I’ve heard it said that the most difficult number of children to have is four. After the fifth baby comes along, things are supposed to become easier, partly due to the fact that the oldest children are more capable of helping around the house. I wasn’t sure how this would play itself out in our home, as I’ve never really enforced “chores” to any great extent. The older children do help with the kitchen responsibilities (sweeping, wiping the table, loading the dishwasher, etc.) but most moms I know are much more diligent in this area than I am. Lately, though, my life has been getting easier in ways I wouldn’t have imagined, and certainly never planned. Bunchkin and Bundle are both volunteering to do more around the house in a sincere desire to help, and Bunchkin is taking on the role of second Mommy to her younger siblings. She’s volunteering to change diapers and help get her younger brothers dressed, and she’s taking on a more authoritarian role with the other children.
Tuesday, while I was at the grocery, Daddy was resting while the boys were napping and when they woke up, Bunchkin ushered everyone into the baby’s room and directed them in quiet play.
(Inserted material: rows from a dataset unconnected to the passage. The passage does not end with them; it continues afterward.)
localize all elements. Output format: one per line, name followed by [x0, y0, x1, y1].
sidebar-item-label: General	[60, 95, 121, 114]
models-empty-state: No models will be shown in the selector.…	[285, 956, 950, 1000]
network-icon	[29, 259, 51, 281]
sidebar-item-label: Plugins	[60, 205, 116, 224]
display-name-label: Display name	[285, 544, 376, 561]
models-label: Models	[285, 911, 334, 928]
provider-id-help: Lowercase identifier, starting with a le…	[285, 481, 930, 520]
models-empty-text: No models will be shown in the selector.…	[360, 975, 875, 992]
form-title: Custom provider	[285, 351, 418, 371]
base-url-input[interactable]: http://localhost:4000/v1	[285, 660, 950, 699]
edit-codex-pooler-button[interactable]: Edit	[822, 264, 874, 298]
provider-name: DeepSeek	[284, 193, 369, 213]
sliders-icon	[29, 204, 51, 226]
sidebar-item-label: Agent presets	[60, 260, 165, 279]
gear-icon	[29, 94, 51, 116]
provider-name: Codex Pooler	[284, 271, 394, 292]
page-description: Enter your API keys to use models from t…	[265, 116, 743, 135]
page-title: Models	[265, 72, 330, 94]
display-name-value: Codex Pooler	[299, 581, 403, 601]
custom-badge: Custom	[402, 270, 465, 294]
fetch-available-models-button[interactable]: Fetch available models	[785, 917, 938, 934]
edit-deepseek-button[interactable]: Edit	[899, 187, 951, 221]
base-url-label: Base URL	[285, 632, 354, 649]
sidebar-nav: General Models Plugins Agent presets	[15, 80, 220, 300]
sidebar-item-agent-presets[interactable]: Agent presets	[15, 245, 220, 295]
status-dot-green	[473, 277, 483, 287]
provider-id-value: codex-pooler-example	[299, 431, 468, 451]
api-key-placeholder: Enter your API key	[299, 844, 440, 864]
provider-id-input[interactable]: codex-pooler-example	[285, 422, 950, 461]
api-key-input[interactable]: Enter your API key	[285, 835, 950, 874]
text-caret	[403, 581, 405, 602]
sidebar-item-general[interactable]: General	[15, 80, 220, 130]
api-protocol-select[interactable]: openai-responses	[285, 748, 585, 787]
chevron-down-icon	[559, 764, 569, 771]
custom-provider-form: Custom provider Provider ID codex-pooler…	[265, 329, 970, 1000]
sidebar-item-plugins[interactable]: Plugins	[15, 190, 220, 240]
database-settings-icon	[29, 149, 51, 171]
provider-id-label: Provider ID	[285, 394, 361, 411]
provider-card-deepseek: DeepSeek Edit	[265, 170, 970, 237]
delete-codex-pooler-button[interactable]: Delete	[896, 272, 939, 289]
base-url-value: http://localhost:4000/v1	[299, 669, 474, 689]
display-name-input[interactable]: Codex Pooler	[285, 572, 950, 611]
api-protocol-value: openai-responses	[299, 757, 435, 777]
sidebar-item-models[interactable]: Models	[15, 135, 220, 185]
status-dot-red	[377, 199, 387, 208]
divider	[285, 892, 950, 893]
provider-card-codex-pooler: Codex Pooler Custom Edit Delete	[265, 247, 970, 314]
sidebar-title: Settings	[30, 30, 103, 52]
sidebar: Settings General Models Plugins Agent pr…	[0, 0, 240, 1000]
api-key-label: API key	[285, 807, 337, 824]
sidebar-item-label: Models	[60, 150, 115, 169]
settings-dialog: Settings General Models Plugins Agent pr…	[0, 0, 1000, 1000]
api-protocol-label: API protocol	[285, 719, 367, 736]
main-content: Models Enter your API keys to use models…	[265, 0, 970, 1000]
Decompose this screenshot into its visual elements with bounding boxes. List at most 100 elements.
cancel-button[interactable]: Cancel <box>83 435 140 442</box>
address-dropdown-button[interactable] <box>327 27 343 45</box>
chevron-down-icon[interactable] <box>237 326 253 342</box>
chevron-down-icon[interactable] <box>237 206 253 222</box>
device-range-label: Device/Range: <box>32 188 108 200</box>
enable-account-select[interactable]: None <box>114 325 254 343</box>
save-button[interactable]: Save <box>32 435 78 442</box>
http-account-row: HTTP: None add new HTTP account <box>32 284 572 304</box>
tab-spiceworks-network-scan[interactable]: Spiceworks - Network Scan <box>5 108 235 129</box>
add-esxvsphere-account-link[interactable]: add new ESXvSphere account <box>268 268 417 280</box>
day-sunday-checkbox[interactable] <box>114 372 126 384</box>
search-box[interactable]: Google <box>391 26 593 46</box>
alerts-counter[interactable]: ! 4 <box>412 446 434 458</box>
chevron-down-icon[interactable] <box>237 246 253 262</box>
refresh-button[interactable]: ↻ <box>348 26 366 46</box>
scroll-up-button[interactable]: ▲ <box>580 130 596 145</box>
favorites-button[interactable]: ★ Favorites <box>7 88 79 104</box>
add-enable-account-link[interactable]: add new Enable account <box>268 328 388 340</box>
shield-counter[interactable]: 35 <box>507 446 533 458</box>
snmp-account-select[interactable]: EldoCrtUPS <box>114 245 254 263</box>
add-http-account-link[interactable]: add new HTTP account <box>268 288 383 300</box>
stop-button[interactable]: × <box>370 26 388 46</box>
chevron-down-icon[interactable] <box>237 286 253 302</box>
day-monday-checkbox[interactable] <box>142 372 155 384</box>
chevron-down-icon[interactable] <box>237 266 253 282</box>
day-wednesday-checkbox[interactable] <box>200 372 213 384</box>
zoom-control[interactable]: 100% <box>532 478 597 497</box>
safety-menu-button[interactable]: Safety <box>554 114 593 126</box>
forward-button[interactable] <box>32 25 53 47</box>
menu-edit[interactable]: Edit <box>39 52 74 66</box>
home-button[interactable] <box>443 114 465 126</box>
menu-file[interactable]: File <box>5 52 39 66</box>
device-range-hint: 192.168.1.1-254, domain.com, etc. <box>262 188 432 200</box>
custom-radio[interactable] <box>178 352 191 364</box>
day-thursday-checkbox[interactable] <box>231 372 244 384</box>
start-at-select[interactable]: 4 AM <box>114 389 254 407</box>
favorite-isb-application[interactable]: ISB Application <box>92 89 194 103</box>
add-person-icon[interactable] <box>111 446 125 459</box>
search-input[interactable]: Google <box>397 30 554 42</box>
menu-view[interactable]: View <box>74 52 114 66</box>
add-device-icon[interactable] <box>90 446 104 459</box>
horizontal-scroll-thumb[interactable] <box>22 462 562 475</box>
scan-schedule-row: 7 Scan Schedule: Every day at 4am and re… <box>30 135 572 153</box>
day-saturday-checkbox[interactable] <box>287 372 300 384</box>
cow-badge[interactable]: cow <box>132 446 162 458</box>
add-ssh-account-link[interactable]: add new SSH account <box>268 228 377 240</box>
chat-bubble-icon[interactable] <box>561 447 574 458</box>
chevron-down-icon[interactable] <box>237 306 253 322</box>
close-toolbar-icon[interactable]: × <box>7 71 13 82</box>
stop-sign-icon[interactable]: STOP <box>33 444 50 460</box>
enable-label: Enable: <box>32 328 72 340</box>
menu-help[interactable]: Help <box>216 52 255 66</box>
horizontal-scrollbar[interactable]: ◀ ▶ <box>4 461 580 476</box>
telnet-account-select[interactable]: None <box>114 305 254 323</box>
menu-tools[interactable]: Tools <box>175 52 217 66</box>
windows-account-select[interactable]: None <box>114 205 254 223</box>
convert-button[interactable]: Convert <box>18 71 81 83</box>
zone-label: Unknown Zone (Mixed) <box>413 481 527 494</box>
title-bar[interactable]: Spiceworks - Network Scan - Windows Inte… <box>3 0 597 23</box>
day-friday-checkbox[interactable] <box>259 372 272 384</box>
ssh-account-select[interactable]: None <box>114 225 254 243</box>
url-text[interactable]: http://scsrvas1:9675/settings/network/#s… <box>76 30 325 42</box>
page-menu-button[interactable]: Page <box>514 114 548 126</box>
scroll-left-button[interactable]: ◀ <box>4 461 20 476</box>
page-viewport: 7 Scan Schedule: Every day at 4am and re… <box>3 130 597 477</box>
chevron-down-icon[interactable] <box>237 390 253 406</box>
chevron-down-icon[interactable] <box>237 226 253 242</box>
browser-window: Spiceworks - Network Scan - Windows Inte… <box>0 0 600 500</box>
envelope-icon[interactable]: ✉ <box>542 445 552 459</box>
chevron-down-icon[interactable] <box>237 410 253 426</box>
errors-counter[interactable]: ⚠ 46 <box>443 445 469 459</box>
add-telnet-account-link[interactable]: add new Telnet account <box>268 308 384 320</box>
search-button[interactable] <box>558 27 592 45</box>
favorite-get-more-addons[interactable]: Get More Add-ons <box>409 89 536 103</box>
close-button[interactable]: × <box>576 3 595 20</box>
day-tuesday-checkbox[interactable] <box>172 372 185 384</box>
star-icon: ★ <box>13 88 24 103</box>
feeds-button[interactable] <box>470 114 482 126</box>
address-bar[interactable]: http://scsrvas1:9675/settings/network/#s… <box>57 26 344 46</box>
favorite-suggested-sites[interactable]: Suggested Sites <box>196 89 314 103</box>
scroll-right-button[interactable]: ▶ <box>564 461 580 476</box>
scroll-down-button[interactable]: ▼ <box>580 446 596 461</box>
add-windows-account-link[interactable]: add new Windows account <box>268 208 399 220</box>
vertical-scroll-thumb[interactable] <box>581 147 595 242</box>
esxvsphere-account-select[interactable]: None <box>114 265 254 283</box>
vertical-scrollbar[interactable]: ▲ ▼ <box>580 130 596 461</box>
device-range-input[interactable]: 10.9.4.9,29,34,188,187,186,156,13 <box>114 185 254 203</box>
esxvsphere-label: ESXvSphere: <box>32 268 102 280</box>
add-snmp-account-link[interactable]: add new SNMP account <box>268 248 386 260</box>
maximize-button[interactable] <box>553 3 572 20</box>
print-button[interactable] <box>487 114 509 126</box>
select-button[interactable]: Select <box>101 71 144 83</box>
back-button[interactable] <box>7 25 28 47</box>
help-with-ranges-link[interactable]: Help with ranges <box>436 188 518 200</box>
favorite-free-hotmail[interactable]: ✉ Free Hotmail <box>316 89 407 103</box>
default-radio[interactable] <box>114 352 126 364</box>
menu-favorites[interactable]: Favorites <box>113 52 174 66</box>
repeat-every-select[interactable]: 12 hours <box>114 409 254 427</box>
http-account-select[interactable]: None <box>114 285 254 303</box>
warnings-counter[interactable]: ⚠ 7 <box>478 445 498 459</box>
The baby stayed safely in his crib, entertained by his older siblings, and Daddy got to rest a while longer. On Wednesday, I woke up feeling very badly so after I put the baby down for his first nap, I laid down on the couch. While I was napping, Bunchkin and Bundle finished up the laundry that I had sitting on the fireplace and later, after the baby and I woke up, Bunchkin went to the back of the house to clean up all of the bedrooms. Today, Bunchkin decided to dust and make the beds. I never asked her to do any of this; these were things that she wanted to do to help her daddy and I.
I’ve been pondering this lately, wondering what it is I’ve done to bring up such helpful children (because whatever it was, I certainly want to repeat it with the other three!) I don’t think it happened due to bible study or prayer and it certainly never happened because of my incredible parenting skills. I think, more than anything, I have the advice of a Godly mother of nine to thank, who once shared with me the idea that children want to please their moms and dads. Children are not burdens or interruptions to our daily lives, and they’re not problems that need to be “fixed.” Instead, if we’ll allow them to be, they can be helpers and partners with us in our day-to-day lives.
Several months ago, when I sat Bunchkin down to explain to her some ways that she could be more loving and serving, I did so under the premise that this was something she would want to do, if she knew it was important to Mommy. I didn’t have to get theological and tell her that this is “what Jesus would do” and I didn’t have to give her any rules to follow. I simply explained that this was something I wanted her to do, and trusted her desire to help. This experience is helping me to recognize that this is something I need to do more often. How many times do I simply lay down rules for my children, without ever giving them the opportunity to serve on their own? How often do I break up an argument without explaining to them ways in which they can treat each other with more kindness? I’m not saying that rules are bad, or that everything deserves an explanation, but trusting in their desire to please isn’t always my first response in my interactions with my children, and I think it should be.
I’ll leave myself (and you) with that thought for tonight. Tomorrow, I plan to spend some much-needed quality time with my children and prepare for the Sabbath. I hope you all have a blessed weekend and a restful Shabbat!